We pay for the roads via gas and tolls... Plain and simple..
It’s not, unfortunately. Check the figures. For 2009:
Altogether in the U.S., 69.6% of roadway funding ($79.6 billion) came from fuel taxes and 30.1% ($33.4 billion) from other funding sources. The other funding sources are most typically general tax revenue.
Source:
http://en.wikipedia.org/wiki/Fuel_taxes_in_the_United_States#Federal_taxes
That’s $33.4 billion federal taxpayer dollars. No problems with that from my personal perspective (I have a car and drive), but the original point of principle stands.
This was the idea behind Dr. Robert H. Goddard’s PhD Dissertation. In later years he was the American pioneer of rocketry for war and space travel.
What are we waiting for?
“Spain spent $1 Trillion for their fancy train system”
They are also bankrupt!
The stage coach made the horse obsolete, the train made the stage coach obsolete, and the car made the train obsolete!!
Don’t go backwards and especially don’t spend one cent of taxpayers money on your historic folly!
date | age | event |
---|---|---|
1909-1911 | 27-29 | Fellow in Physics, Clark University, Master's thesis "Theory of Diffraction", 1910; Ph.D. thesis "On the Conduction of Electricity at Contacts of Dissimilar Solids", 1911. |
I guess it wasn’t his dissertation, thanks for the correction. I do know that he carried out theoretical studies on the subject.

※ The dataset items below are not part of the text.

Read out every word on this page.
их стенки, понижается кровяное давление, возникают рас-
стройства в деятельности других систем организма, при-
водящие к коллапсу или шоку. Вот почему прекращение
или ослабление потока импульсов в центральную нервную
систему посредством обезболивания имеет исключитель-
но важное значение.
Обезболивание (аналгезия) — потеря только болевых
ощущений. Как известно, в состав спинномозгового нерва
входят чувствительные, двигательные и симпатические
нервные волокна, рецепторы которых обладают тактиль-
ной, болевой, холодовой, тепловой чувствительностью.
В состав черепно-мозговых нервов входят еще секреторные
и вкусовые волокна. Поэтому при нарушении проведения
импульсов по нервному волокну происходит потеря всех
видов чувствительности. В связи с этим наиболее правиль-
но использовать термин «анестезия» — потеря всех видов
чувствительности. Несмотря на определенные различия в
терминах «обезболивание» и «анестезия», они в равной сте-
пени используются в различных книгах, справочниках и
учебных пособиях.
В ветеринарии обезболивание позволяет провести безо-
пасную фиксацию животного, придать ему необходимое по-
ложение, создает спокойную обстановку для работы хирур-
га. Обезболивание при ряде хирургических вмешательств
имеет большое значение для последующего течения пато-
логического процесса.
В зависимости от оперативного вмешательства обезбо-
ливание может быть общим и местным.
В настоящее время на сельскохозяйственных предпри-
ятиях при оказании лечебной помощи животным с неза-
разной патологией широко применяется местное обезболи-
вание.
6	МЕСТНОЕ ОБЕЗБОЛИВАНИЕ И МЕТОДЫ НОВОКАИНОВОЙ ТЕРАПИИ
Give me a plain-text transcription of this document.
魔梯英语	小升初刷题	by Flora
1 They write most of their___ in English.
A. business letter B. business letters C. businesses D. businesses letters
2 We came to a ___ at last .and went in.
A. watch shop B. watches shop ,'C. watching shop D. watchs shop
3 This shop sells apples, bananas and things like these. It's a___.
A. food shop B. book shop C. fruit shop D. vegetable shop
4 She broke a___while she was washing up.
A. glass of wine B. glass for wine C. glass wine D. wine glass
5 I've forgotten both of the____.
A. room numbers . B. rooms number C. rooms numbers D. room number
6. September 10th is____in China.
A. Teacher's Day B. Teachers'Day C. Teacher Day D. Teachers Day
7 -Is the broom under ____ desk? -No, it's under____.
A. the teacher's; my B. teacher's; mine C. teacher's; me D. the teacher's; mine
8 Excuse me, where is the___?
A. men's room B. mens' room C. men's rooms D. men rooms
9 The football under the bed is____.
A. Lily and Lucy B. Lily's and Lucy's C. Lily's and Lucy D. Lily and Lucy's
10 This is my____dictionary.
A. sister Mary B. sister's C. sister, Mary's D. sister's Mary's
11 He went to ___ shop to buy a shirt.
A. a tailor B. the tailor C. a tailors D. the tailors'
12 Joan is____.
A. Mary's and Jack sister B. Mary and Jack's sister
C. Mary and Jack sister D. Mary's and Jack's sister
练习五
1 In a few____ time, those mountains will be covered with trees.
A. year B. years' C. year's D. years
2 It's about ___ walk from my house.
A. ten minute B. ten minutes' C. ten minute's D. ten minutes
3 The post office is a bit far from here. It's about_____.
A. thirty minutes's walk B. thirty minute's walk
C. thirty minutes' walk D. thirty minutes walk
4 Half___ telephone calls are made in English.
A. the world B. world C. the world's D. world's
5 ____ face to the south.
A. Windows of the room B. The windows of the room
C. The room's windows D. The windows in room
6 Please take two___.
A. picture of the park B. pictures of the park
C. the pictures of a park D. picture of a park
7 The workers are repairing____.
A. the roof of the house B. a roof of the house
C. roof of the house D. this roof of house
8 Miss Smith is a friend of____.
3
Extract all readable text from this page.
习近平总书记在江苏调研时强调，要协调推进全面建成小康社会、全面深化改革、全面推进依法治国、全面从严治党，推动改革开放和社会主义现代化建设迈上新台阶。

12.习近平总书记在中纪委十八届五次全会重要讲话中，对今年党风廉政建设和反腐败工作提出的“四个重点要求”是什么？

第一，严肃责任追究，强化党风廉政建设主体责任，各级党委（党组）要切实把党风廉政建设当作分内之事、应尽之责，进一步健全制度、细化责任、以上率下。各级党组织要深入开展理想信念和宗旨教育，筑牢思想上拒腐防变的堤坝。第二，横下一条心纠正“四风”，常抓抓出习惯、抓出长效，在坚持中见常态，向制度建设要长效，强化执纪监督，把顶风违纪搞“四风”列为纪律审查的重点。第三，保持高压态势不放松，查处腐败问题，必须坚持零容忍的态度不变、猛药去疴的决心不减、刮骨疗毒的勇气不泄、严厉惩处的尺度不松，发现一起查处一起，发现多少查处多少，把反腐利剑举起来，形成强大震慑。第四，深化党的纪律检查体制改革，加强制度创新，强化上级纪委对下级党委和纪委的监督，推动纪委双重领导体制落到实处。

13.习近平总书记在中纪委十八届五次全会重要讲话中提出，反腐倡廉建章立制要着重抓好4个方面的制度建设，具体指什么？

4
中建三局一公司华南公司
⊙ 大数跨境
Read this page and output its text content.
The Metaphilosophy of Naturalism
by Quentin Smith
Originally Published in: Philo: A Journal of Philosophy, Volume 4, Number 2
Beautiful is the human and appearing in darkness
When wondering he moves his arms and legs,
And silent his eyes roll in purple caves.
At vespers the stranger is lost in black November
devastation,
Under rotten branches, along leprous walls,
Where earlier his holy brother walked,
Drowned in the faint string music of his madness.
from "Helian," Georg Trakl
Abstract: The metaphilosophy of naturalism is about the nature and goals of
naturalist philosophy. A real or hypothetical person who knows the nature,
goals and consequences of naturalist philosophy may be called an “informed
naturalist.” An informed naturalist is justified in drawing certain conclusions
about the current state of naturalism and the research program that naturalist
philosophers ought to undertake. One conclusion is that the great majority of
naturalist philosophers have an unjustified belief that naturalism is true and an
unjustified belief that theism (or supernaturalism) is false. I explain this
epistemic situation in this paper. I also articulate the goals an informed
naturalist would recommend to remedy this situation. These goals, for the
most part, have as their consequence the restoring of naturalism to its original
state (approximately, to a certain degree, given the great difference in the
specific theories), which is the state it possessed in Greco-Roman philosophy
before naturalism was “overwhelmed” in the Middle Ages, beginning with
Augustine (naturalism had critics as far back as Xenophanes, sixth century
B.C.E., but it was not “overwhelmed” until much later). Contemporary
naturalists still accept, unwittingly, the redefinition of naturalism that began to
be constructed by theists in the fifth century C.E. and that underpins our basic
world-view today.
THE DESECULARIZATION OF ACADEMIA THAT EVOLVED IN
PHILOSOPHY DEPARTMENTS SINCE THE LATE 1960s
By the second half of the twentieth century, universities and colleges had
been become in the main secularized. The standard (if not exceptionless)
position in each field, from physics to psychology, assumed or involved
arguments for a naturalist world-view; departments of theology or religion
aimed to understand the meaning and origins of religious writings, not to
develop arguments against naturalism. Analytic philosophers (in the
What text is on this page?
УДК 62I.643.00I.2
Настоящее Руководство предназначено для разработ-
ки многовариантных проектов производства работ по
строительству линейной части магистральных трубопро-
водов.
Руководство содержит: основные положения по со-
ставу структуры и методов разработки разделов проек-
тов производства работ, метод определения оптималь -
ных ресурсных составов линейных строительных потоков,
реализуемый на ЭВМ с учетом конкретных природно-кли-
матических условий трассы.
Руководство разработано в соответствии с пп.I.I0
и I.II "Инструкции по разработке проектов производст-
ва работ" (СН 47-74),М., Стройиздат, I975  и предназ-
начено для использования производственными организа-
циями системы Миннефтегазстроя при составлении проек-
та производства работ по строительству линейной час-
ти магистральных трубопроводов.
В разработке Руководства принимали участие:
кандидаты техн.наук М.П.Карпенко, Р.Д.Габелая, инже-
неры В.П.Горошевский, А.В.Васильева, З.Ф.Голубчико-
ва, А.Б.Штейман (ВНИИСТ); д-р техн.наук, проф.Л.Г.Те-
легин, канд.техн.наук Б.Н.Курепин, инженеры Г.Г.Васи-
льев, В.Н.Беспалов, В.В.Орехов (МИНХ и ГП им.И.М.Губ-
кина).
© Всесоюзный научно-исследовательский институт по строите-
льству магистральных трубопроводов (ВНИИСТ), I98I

Let me know, I would be very interested. I did not see any entry in Wikipedia on this. We have technology now to do pretty long tunnels (31 miles, chunnel; 33 miles, Seikan; 35 miles, Swiss Gotthard Base Tunnel). The Seikan goes down to 790 feet below sea level, at deepest, so is a 1% grade perhaps. That would start a ball rolling.
free lunch is a ‘great idea’ also.
it’s easy to attack me - but perhaps you should do a little more research before YOU comment on a post.
For instance, check on the negative impact on freight rail operations.
as taxpayers we should know we always end up with the bill for failed gov’t projects.
This is not a gov’t. project you say....then why hasn’t the market moved forward on its own?